Le bonheur ne fait pas de bruit
Gabriel Desarth
Je m'appelle Salvatore, je suis un homme de tous les jours. Un homme ordinaire. Tout au bout d'une très longue vie. Il est 18 heures 45. Demain on m'appellera l'assassin. Le vieux fou, ou le monstre octogénaire. Dans quelques heures je deviendrai un assassin que toutes les présentatrices blondes et glacées aux infos, décriront comme un homme pourtant sans histoire. Dans la chambre tu respires encore, je t'entends. Depuis soixante dix ans je l'entends ce souffle doux qui bouleverse ma vie. Chaque tempête, chaque joie, c'est avec toi que je les partageais. Soixante dix printemps, soixante dix automnes c'est finalement si peu de choses. Madeleine, ton prénom comme emblème de mon bonheur. Madeleine ma douce, ma seule, mon unique.

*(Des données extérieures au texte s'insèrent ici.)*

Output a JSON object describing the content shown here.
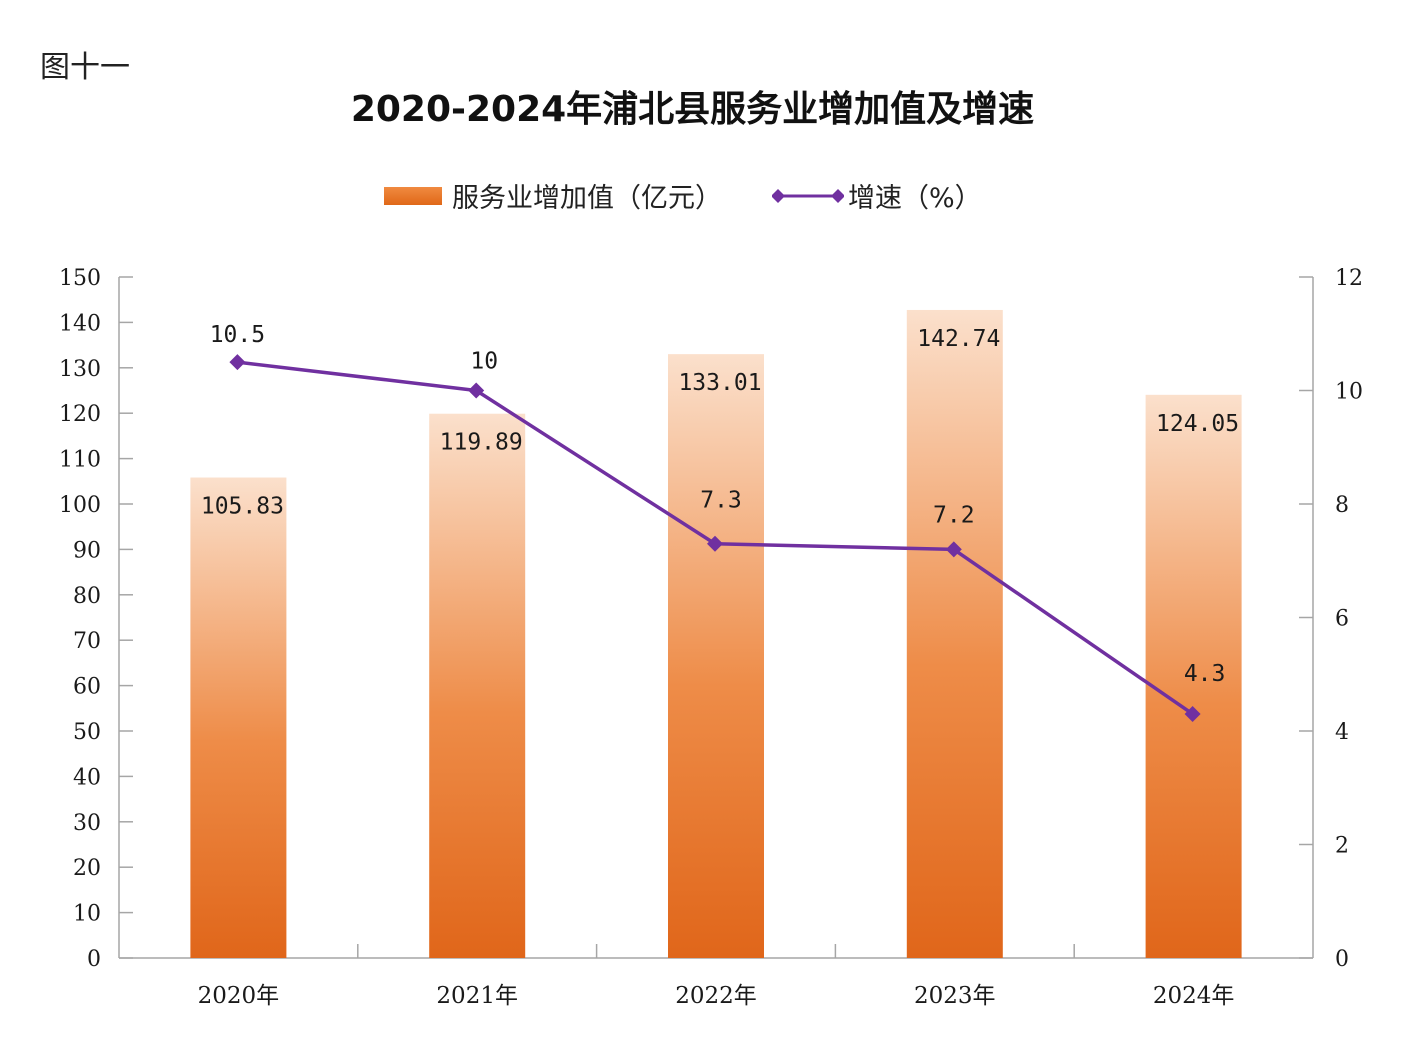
{
  "figure_label": "图十一",
  "chart_data": {
    "type": "bar",
    "title": "2020-2024年浦北县服务业增加值及增速",
    "categories": [
      "2020年",
      "2021年",
      "2022年",
      "2023年",
      "2024年"
    ],
    "series": [
      {
        "name": "服务业增加值（亿元）",
        "type": "bar",
        "axis": "left",
        "values": [
          105.83,
          119.89,
          133.01,
          142.74,
          124.05
        ],
        "labels": [
          "105.83",
          "119.89",
          "133.01",
          "142.74",
          "124.05"
        ],
        "color_top": "#fbe0cc",
        "color_bottom": "#e0661a"
      },
      {
        "name": "增速（%）",
        "type": "line",
        "axis": "right",
        "values": [
          10.5,
          10,
          7.3,
          7.2,
          4.3
        ],
        "labels": [
          "10.5",
          "10",
          "7.3",
          "7.2",
          "4.3"
        ],
        "color": "#7030a0",
        "marker": "diamond"
      }
    ],
    "y_left": {
      "min": 0,
      "max": 150,
      "step": 10,
      "ticks": [
        "0",
        "10",
        "20",
        "30",
        "40",
        "50",
        "60",
        "70",
        "80",
        "90",
        "100",
        "110",
        "120",
        "130",
        "140",
        "150"
      ]
    },
    "y_right": {
      "min": 0,
      "max": 12,
      "step": 2,
      "ticks": [
        "0",
        "2",
        "4",
        "6",
        "8",
        "10",
        "12"
      ]
    },
    "xlabel": "",
    "ylabel": "",
    "grid": false,
    "legend_position": "top-center",
    "axis_color": "#a6a6a6"
  }
}
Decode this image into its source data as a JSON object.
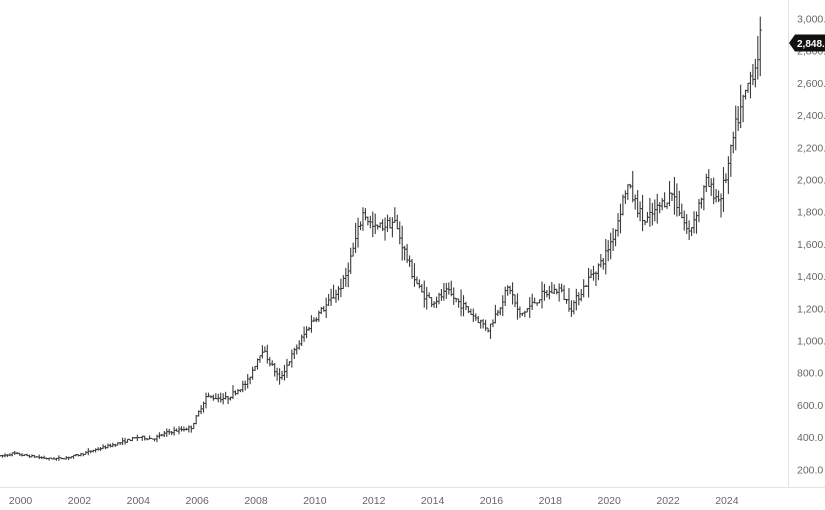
{
  "chart_data": {
    "type": "ohlc-bar",
    "title": "",
    "xlabel": "",
    "ylabel": "",
    "grid": false,
    "frequency": "monthly",
    "x_range": [
      1999.3,
      2025.6
    ],
    "ylim": [
      90,
      3115
    ],
    "x_ticks": [
      {
        "value": 2000,
        "label": "2000"
      },
      {
        "value": 2002,
        "label": "2002"
      },
      {
        "value": 2004,
        "label": "2004"
      },
      {
        "value": 2006,
        "label": "2006"
      },
      {
        "value": 2008,
        "label": "2008"
      },
      {
        "value": 2010,
        "label": "2010"
      },
      {
        "value": 2012,
        "label": "2012"
      },
      {
        "value": 2014,
        "label": "2014"
      },
      {
        "value": 2016,
        "label": "2016"
      },
      {
        "value": 2018,
        "label": "2018"
      },
      {
        "value": 2020,
        "label": "2020"
      },
      {
        "value": 2022,
        "label": "2022"
      },
      {
        "value": 2024,
        "label": "2024"
      }
    ],
    "y_ticks": [
      {
        "value": 200,
        "label": "200.0"
      },
      {
        "value": 400,
        "label": "400.0"
      },
      {
        "value": 600,
        "label": "600.0"
      },
      {
        "value": 800,
        "label": "800.0"
      },
      {
        "value": 1000,
        "label": "1,000."
      },
      {
        "value": 1200,
        "label": "1,200."
      },
      {
        "value": 1400,
        "label": "1,400."
      },
      {
        "value": 1600,
        "label": "1,600."
      },
      {
        "value": 1800,
        "label": "1,800."
      },
      {
        "value": 2000,
        "label": "2,000."
      },
      {
        "value": 2200,
        "label": "2,200."
      },
      {
        "value": 2400,
        "label": "2,400."
      },
      {
        "value": 2600,
        "label": "2,600."
      },
      {
        "value": 2800,
        "label": "2,800."
      },
      {
        "value": 3000,
        "label": "3,000."
      }
    ],
    "last_price": {
      "value": 2848,
      "label": "2,848."
    },
    "anchors": [
      [
        1999.3,
        280
      ],
      [
        1999.75,
        300
      ],
      [
        2000.0,
        290
      ],
      [
        2001.0,
        265
      ],
      [
        2001.5,
        270
      ],
      [
        2002.0,
        290
      ],
      [
        2002.5,
        320
      ],
      [
        2003.0,
        345
      ],
      [
        2004.0,
        400
      ],
      [
        2004.5,
        390
      ],
      [
        2005.0,
        430
      ],
      [
        2005.8,
        460
      ],
      [
        2006.3,
        650
      ],
      [
        2007.0,
        640
      ],
      [
        2007.7,
        740
      ],
      [
        2008.2,
        950
      ],
      [
        2008.8,
        760
      ],
      [
        2009.2,
        900
      ],
      [
        2009.9,
        1120
      ],
      [
        2010.5,
        1240
      ],
      [
        2011.0,
        1370
      ],
      [
        2011.65,
        1800
      ],
      [
        2012.0,
        1690
      ],
      [
        2012.7,
        1740
      ],
      [
        2013.3,
        1420
      ],
      [
        2013.6,
        1300
      ],
      [
        2014.0,
        1240
      ],
      [
        2014.5,
        1300
      ],
      [
        2015.0,
        1220
      ],
      [
        2015.9,
        1070
      ],
      [
        2016.6,
        1340
      ],
      [
        2016.95,
        1150
      ],
      [
        2017.7,
        1280
      ],
      [
        2018.3,
        1320
      ],
      [
        2018.7,
        1200
      ],
      [
        2019.4,
        1410
      ],
      [
        2019.8,
        1500
      ],
      [
        2020.2,
        1680
      ],
      [
        2020.6,
        1970
      ],
      [
        2021.2,
        1730
      ],
      [
        2021.6,
        1810
      ],
      [
        2022.15,
        1920
      ],
      [
        2022.7,
        1660
      ],
      [
        2023.3,
        1980
      ],
      [
        2023.75,
        1870
      ],
      [
        2024.0,
        2040
      ],
      [
        2024.3,
        2330
      ],
      [
        2024.8,
        2640
      ],
      [
        2025.0,
        2720
      ],
      [
        2025.15,
        2900
      ]
    ]
  }
}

Nous avons traversé cette vie ensemble main dans la main avec beaucoup de rires et de gourmandises, avec cette faim de vie qui t'éclairait de ces merveilleuses étincelles. Faim de vie, de rires, de regards, de paroles et de tendresses. Faim de vie, tant que la vie brille. Madeleine, ton sourire me manque. Son absence sur ton visage me fait mal. Je ne sais pas quoi faire. Toi tu sais.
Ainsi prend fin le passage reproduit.